La page Facebook Cerveaux non disponibles, média militant comptant plusieurs centaines de milliers d’abonnés, a connu des épisodes de censure révélateurs des tensions entre réseaux sociaux et contenus militants. Cette situation soulève des questions cruciales sur la liberté d’expression et l’indépendance des médias alternatifs face aux géants du numérique. Depuis 2019, cette page engagée dans les luttes anticapitalistes et féministes fait face à une invisibilisation progressive qui interroge sur les critères de modération appliqués.
Les mécanismes de censure sur les réseaux sociaux
Facebook a appliqué plusieurs formes de restriction à l’encontre de la page.
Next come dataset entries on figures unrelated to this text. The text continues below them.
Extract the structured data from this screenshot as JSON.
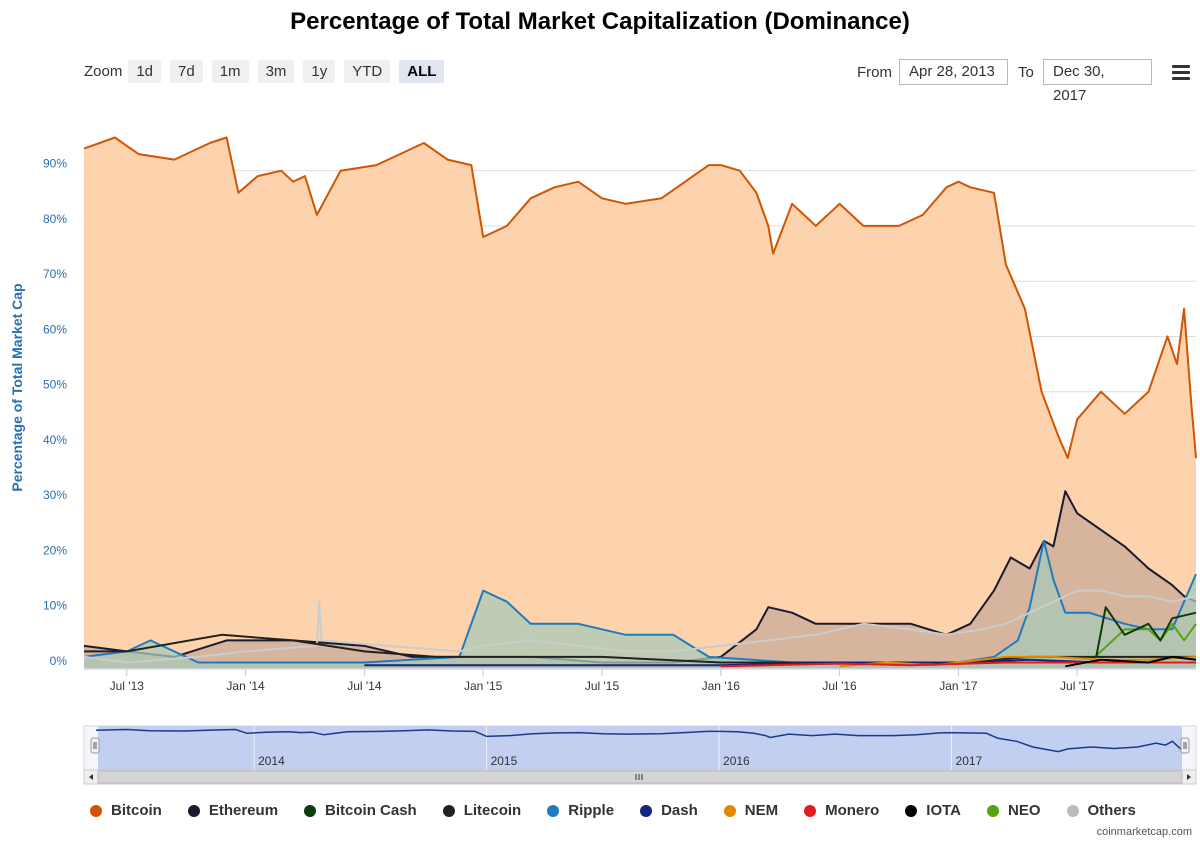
{
  "title": "Percentage of Total Market Capitalization (Dominance)",
  "controls": {
    "zoom_label": "Zoom",
    "zoom_buttons": [
      "1d",
      "7d",
      "1m",
      "3m",
      "1y",
      "YTD",
      "ALL"
    ],
    "active_zoom": "ALL",
    "from_label": "From",
    "from_value": "Apr 28, 2013",
    "to_label": "To",
    "to_value": "Dec 30, 2017"
  },
  "credit": "coinmarketcap.com",
  "chart_data": {
    "type": "area",
    "title": "Percentage of Total Market Capitalization (Dominance)",
    "ylabel": "Percentage of Total Market Cap",
    "xlabel": "",
    "ylim": [
      0,
      100
    ],
    "yticks": [
      "0%",
      "10%",
      "20%",
      "30%",
      "40%",
      "50%",
      "60%",
      "70%",
      "80%",
      "90%"
    ],
    "xticks": [
      {
        "label": "Jul '13",
        "t": 2013.5
      },
      {
        "label": "Jan '14",
        "t": 2014.0
      },
      {
        "label": "Jul '14",
        "t": 2014.5
      },
      {
        "label": "Jan '15",
        "t": 2015.0
      },
      {
        "label": "Jul '15",
        "t": 2015.5
      },
      {
        "label": "Jan '16",
        "t": 2016.0
      },
      {
        "label": "Jul '16",
        "t": 2016.5
      },
      {
        "label": "Jan '17",
        "t": 2017.0
      },
      {
        "label": "Jul '17",
        "t": 2017.5
      }
    ],
    "x_range": [
      2013.32,
      2018.0
    ],
    "navigator_labels": [
      {
        "label": "2014",
        "t": 2014.0
      },
      {
        "label": "2015",
        "t": 2015.0
      },
      {
        "label": "2016",
        "t": 2016.0
      },
      {
        "label": "2017",
        "t": 2017.0
      }
    ],
    "series": [
      {
        "name": "Bitcoin",
        "color": "#d35400",
        "fill": "#fdd3ad",
        "points": [
          [
            2013.32,
            94
          ],
          [
            2013.45,
            96
          ],
          [
            2013.55,
            93
          ],
          [
            2013.7,
            92
          ],
          [
            2013.85,
            95
          ],
          [
            2013.92,
            96
          ],
          [
            2013.97,
            86
          ],
          [
            2014.05,
            89
          ],
          [
            2014.15,
            90
          ],
          [
            2014.2,
            88
          ],
          [
            2014.25,
            89
          ],
          [
            2014.3,
            82
          ],
          [
            2014.4,
            90
          ],
          [
            2014.55,
            91
          ],
          [
            2014.65,
            93
          ],
          [
            2014.75,
            95
          ],
          [
            2014.85,
            92
          ],
          [
            2014.95,
            91
          ],
          [
            2015.0,
            78
          ],
          [
            2015.1,
            80
          ],
          [
            2015.2,
            85
          ],
          [
            2015.3,
            87
          ],
          [
            2015.4,
            88
          ],
          [
            2015.5,
            85
          ],
          [
            2015.6,
            84
          ],
          [
            2015.75,
            85
          ],
          [
            2015.85,
            88
          ],
          [
            2015.95,
            91
          ],
          [
            2016.0,
            91
          ],
          [
            2016.08,
            90
          ],
          [
            2016.15,
            86
          ],
          [
            2016.2,
            80
          ],
          [
            2016.22,
            75
          ],
          [
            2016.3,
            84
          ],
          [
            2016.4,
            80
          ],
          [
            2016.5,
            84
          ],
          [
            2016.6,
            80
          ],
          [
            2016.75,
            80
          ],
          [
            2016.85,
            82
          ],
          [
            2016.95,
            87
          ],
          [
            2017.0,
            88
          ],
          [
            2017.05,
            87
          ],
          [
            2017.15,
            86
          ],
          [
            2017.2,
            73
          ],
          [
            2017.28,
            65
          ],
          [
            2017.35,
            50
          ],
          [
            2017.42,
            42
          ],
          [
            2017.46,
            38
          ],
          [
            2017.5,
            45
          ],
          [
            2017.6,
            50
          ],
          [
            2017.7,
            46
          ],
          [
            2017.8,
            50
          ],
          [
            2017.88,
            60
          ],
          [
            2017.92,
            55
          ],
          [
            2017.95,
            65
          ],
          [
            2017.98,
            48
          ],
          [
            2018.0,
            38
          ]
        ]
      },
      {
        "name": "Ethereum",
        "color": "#1a1a2e",
        "fill": "#c9a99a",
        "points": [
          [
            2013.32,
            4
          ],
          [
            2013.5,
            3
          ],
          [
            2013.7,
            2
          ],
          [
            2013.92,
            5
          ],
          [
            2014.2,
            5
          ],
          [
            2014.5,
            4
          ],
          [
            2014.7,
            2
          ],
          [
            2014.9,
            2
          ],
          [
            2015.2,
            2
          ],
          [
            2015.5,
            1
          ],
          [
            2015.8,
            1
          ],
          [
            2016.0,
            2
          ],
          [
            2016.15,
            7
          ],
          [
            2016.2,
            11
          ],
          [
            2016.3,
            10
          ],
          [
            2016.4,
            8
          ],
          [
            2016.5,
            8
          ],
          [
            2016.6,
            8
          ],
          [
            2016.8,
            8
          ],
          [
            2016.95,
            6
          ],
          [
            2017.05,
            8
          ],
          [
            2017.15,
            14
          ],
          [
            2017.22,
            20
          ],
          [
            2017.3,
            18
          ],
          [
            2017.36,
            23
          ],
          [
            2017.4,
            22
          ],
          [
            2017.45,
            32
          ],
          [
            2017.5,
            28
          ],
          [
            2017.6,
            25
          ],
          [
            2017.7,
            22
          ],
          [
            2017.8,
            18
          ],
          [
            2017.9,
            15
          ],
          [
            2017.95,
            13
          ],
          [
            2018.0,
            12
          ]
        ]
      },
      {
        "name": "Ripple",
        "color": "#1f7bc0",
        "fill": "#a9c9b5",
        "points": [
          [
            2013.32,
            2
          ],
          [
            2013.5,
            3
          ],
          [
            2013.6,
            5
          ],
          [
            2013.8,
            1
          ],
          [
            2014.0,
            1
          ],
          [
            2014.5,
            1
          ],
          [
            2014.9,
            2
          ],
          [
            2015.0,
            14
          ],
          [
            2015.1,
            12
          ],
          [
            2015.2,
            8
          ],
          [
            2015.4,
            8
          ],
          [
            2015.5,
            7
          ],
          [
            2015.6,
            6
          ],
          [
            2015.8,
            6
          ],
          [
            2015.95,
            2
          ],
          [
            2016.3,
            1
          ],
          [
            2016.6,
            1
          ],
          [
            2017.0,
            1
          ],
          [
            2017.15,
            2
          ],
          [
            2017.25,
            5
          ],
          [
            2017.3,
            11
          ],
          [
            2017.36,
            23
          ],
          [
            2017.4,
            16
          ],
          [
            2017.45,
            10
          ],
          [
            2017.55,
            10
          ],
          [
            2017.7,
            8
          ],
          [
            2017.8,
            7
          ],
          [
            2017.9,
            7
          ],
          [
            2018.0,
            17
          ]
        ]
      },
      {
        "name": "Others",
        "color": "#cccccc",
        "fill": "none",
        "points": [
          [
            2013.32,
            2
          ],
          [
            2013.5,
            1
          ],
          [
            2013.8,
            2
          ],
          [
            2014.0,
            3
          ],
          [
            2014.3,
            4
          ],
          [
            2014.31,
            12
          ],
          [
            2014.32,
            5
          ],
          [
            2014.6,
            4
          ],
          [
            2014.9,
            3
          ],
          [
            2015.0,
            4
          ],
          [
            2015.2,
            5
          ],
          [
            2015.4,
            4
          ],
          [
            2015.6,
            3
          ],
          [
            2015.8,
            3
          ],
          [
            2016.0,
            4
          ],
          [
            2016.2,
            5
          ],
          [
            2016.4,
            6
          ],
          [
            2016.6,
            8
          ],
          [
            2016.8,
            7
          ],
          [
            2016.95,
            6
          ],
          [
            2017.1,
            7
          ],
          [
            2017.2,
            8
          ],
          [
            2017.3,
            10
          ],
          [
            2017.4,
            12
          ],
          [
            2017.5,
            14
          ],
          [
            2017.6,
            14
          ],
          [
            2017.7,
            13
          ],
          [
            2017.8,
            13
          ],
          [
            2017.9,
            12
          ],
          [
            2018.0,
            13
          ]
        ]
      },
      {
        "name": "NEO",
        "color": "#58a312",
        "fill": "none",
        "points": [
          [
            2017.55,
            1
          ],
          [
            2017.6,
            3
          ],
          [
            2017.7,
            7
          ],
          [
            2017.8,
            7
          ],
          [
            2017.85,
            5
          ],
          [
            2017.9,
            8
          ],
          [
            2017.95,
            5
          ],
          [
            2018.0,
            8
          ]
        ]
      },
      {
        "name": "Bitcoin Cash",
        "color": "#0a3d0a",
        "fill": "none",
        "points": [
          [
            2017.58,
            2
          ],
          [
            2017.62,
            11
          ],
          [
            2017.7,
            6
          ],
          [
            2017.8,
            8
          ],
          [
            2017.85,
            5
          ],
          [
            2017.9,
            9
          ],
          [
            2018.0,
            10
          ]
        ]
      },
      {
        "name": "Litecoin",
        "color": "#222222",
        "fill": "none",
        "points": [
          [
            2013.32,
            3
          ],
          [
            2013.5,
            3
          ],
          [
            2013.9,
            6
          ],
          [
            2014.2,
            5
          ],
          [
            2014.5,
            3
          ],
          [
            2014.8,
            2
          ],
          [
            2015.0,
            2
          ],
          [
            2015.5,
            2
          ],
          [
            2016.0,
            1
          ],
          [
            2016.5,
            1
          ],
          [
            2017.0,
            1
          ],
          [
            2017.3,
            2
          ],
          [
            2017.5,
            2
          ],
          [
            2017.8,
            2
          ],
          [
            2018.0,
            2
          ]
        ]
      },
      {
        "name": "Dash",
        "color": "#14267a",
        "fill": "none",
        "points": [
          [
            2014.5,
            0.5
          ],
          [
            2015.0,
            0.5
          ],
          [
            2015.5,
            0.5
          ],
          [
            2016.0,
            0.5
          ],
          [
            2016.5,
            1
          ],
          [
            2017.0,
            1
          ],
          [
            2017.3,
            1.5
          ],
          [
            2017.6,
            1
          ],
          [
            2018.0,
            1
          ]
        ]
      },
      {
        "name": "NEM",
        "color": "#e08a00",
        "fill": "none",
        "points": [
          [
            2016.5,
            0.3
          ],
          [
            2016.7,
            1
          ],
          [
            2016.9,
            0.5
          ],
          [
            2017.2,
            2
          ],
          [
            2017.4,
            2
          ],
          [
            2017.6,
            1.5
          ],
          [
            2017.8,
            1.5
          ],
          [
            2018.0,
            2
          ]
        ]
      },
      {
        "name": "Monero",
        "color": "#e21b1b",
        "fill": "none",
        "points": [
          [
            2016.0,
            0.3
          ],
          [
            2016.5,
            0.8
          ],
          [
            2016.8,
            0.5
          ],
          [
            2017.2,
            1
          ],
          [
            2017.5,
            1
          ],
          [
            2017.8,
            1
          ],
          [
            2018.0,
            1
          ]
        ]
      },
      {
        "name": "IOTA",
        "color": "#000000",
        "fill": "none",
        "points": [
          [
            2017.45,
            0.3
          ],
          [
            2017.6,
            1.5
          ],
          [
            2017.8,
            1
          ],
          [
            2017.9,
            2
          ],
          [
            2018.0,
            1.5
          ]
        ]
      }
    ],
    "legend": [
      {
        "name": "Bitcoin",
        "color": "#d35400"
      },
      {
        "name": "Ethereum",
        "color": "#1a1a2e"
      },
      {
        "name": "Bitcoin Cash",
        "color": "#0a3d0a"
      },
      {
        "name": "Litecoin",
        "color": "#222222"
      },
      {
        "name": "Ripple",
        "color": "#1f7bc0"
      },
      {
        "name": "Dash",
        "color": "#14267a"
      },
      {
        "name": "NEM",
        "color": "#e08a00"
      },
      {
        "name": "Monero",
        "color": "#e21b1b"
      },
      {
        "name": "IOTA",
        "color": "#000000"
      },
      {
        "name": "NEO",
        "color": "#58a312"
      },
      {
        "name": "Others",
        "color": "#bbbbbb"
      }
    ]
  }
}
En août 2019, celle-ci subit un déréférencement complet pendant six jours, passant de 20 000 personnes touchées par publication à seulement 200. Cette chute vertigineuse intervient avant une période socialement sensible, dans un contexte de relations privilégiées entre Emmanuel Macron et Mark Zuckerberg.
Le 3 avril 2021, une notification menaçante annonce une possible suppression définitive. La raison invoquée concerne une vidéo documentant une manifestation féministe à Mexico, montrant des activistes frappant des boucliers policiers avec des marteaux. Le titre provocateur accompagnant cette publication informative sert de prétexte à cette sanction, bien que le même contenu reste visible sur d’autres plateformes.
Les suppressions s’accumulent pour différents motifs contestables :
- Un visuel de soutien à Corinne Maserio supprimé pour prétendue nudité
- Un post qualifié de fake news concernant les lits de réanimation, malgré une simple erreur de date
- Des campagnes de signalement organisées par des groupes pro-gouvernementaux
- Une baisse drastique de visibilité touchant même les abonnés ayant mis la page en favoris
Comparaison des traitements médiatiques et mobilisation alternative
L’audience de la page illustre ce phénomène de shadow banning. Avec 300 000 abonnés en avril 2020, la couverture moyenne atteignait 1,5 million de personnes quotidiennement. Un an plus tard, malgré 150 000 abonnés supplémentaires, cette portée chute à 250 000. Cette dégradation algorithmique contraste avec le traitement accordé aux médias traditionnels, qui diffusent régulièrement des informations erronées sans subir de sanctions comparables.
Le traitement différencié appliqué par Facebook révèle des choix politiques dans la gestion des contenus. Pendant que certaines chaînes de télévision ou radios propagent impunément discours de haine et appels à la violence, les pages militantes subissent une surveillance accrue. Cette asymétrie dans l’application des règles de modération soulève des interrogations légitimes sur la neutralité supposée de la plateforme.
| Période | Nombre d’abonnés | Portée moyenne |
|---|---|---|
| Avril 2020 | 300 000 | 1 500 000 |
| Avril 2021 | 450 000 | 250 000 |
Face à cette situation, les médias militants développent des stratégies de diversification. L’ouverture de sites autonomes indépendants représente une réponse concrète à la censure des plateformes. Ces alternatives permettent de maintenir un lien direct avec les audiences sans dépendre des algorithmes et conditions générales d’utilisation imposées par les géants technologiques. Cette démarche s’inscrit dans une volonté de préserver la liberté d’expression et l’accès à une information pluraliste, essentielle au débat démocratique contemporain.